For undisciplined eaters who do not drink red wine, a daily dose of aspirin may be the solution for keeping their fat healthy. According to Witkamp, this miracle cure works against chronic inflammation, even at low dosages. And yet it is by no means certain that people will be prepared to take a pill every day. 'People do not like medicines; compliance is low. I don't think it will work.'
Professor Feskens thinks that with good information campaigns and guidance, it should be perfectly possible to help people get thinner and healthier without the use of potions and powders. 'I think you can win the battle, but then we should go for a mix of measures that make for a healthier lifestyle: sport in groups, the guidance of a dietician, and eating less.' And that approach has already met with modest success. Among overweight people who opted for this mix of measures, under the guidance of a dietician and an exercise therapist, the number of new diabetes patients was halved. An overdose of supervision? 'Yes, but people who need supervision should get it.

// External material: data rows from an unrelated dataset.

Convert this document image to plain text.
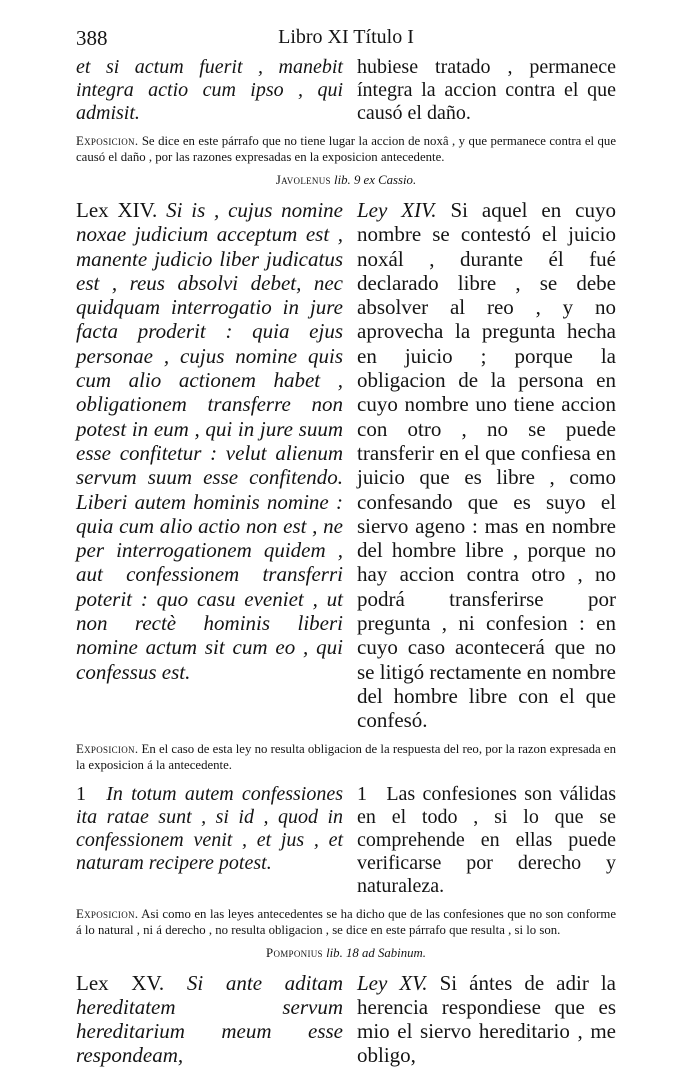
388	Libro XI Título I
et si actum fuerit , manebit integra actio cum ipso , qui admisit.
hubiese tratado , permanece íntegra la accion contra el que causó el daño.
Exposicion. Se dice en este párrafo que no tiene lugar la accion de noxâ , y que permanece contra el que causó el daño , por las razones expresadas en la exposicion antecedente.
Javolenus lib. 9 ex Cassio.
Lex XIV. Si is , cujus nomine noxae judicium acceptum est , manente judicio liber judicatus est , reus absolvi debet, nec quidquam interrogatio in jure facta proderit : quia ejus personae , cujus nomine quis cum alio actionem habet , obligationem transferre non potest in eum , qui in jure suum esse confitetur : velut alienum servum suum esse confitendo. Liberi autem hominis nomine : quia cum alio actio non est , ne per interrogationem quidem , aut confessionem transferri poterit : quo casu eveniet , ut non rectè hominis liberi nomine actum sit cum eo , qui confessus est.
Ley XIV. Si aquel en cuyo nombre se contestó el juicio noxál , durante él fué declarado libre , se debe absolver al reo , y no aprovecha la pregunta hecha en juicio ; porque la obligacion de la persona en cuyo nombre uno tiene accion con otro , no se puede transferir en el que confiesa en juicio que es libre , como confesando que es suyo el siervo ageno : mas en nombre del hombre libre , porque no hay accion contra otro , no podrá transferirse por pregunta , ni confesion : en cuyo caso acontecerá que no se litigó rectamente en nombre del hombre libre con el que confesó.
Exposicion. En el caso de esta ley no resulta obligacion de la respuesta del reo, por la razon expresada en la exposicion á la antecedente.
1 In totum autem confessiones ita ratae sunt , si id , quod in confessionem venit , et jus , et naturam recipere potest.
1 Las confesiones son válidas en el todo , si lo que se comprehende en ellas puede verificarse por derecho y naturaleza.
Exposicion. Asi como en las leyes antecedentes se ha dicho que de las confesiones que no son conforme á lo natural , ni á derecho , no resulta obligacion , se dice en este párrafo que resulta , si lo son.
Pomponius lib. 18 ad Sabinum.
Lex XV. Si ante aditam hereditatem servum hereditarium meum esse respondeam,
Ley XV. Si ántes de adir la herencia respondiese que es mio el siervo hereditario , me obligo,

There was a good plan for including the approach in the basic health insurance package, but Minister Schippers has vetoed that. Worse still, the budget for lifestyle has been drastically cut. The high risk groups certainly won't be helped by that.'
Overweight in figures
The proportion of Dutch adults who are overweight is 52 percent for men and 42 percent for women. More than 10 percent of the population are categorized as seriously overweight, a proportion which has doubled in 30 years. Yet the Netherlands is not doing too badly compared to the rest of Europe. With the exception of the Swiss, the French and the Italians, people in other European countries are fatter. The British and the Germans are the fattest Europeans, with twice the number of seriously overweight people. Outside Europe, the US is way ahead of the field when it comes to overweight. It is estimated that nearly three quarters of Americans are overweight, and one third seriously so. Here too, the numbers have shot up in the last 30 years.
An increasing number of children are overweight too. Thirty years ago, about 6 percent of children between the ages of 2 and 18 years suffered from overweight, a figure which has more than doubled, to around 14 percent. In the US an estimated quarter of all children and teenagers are overweight, a figure which has tripled in 30 years.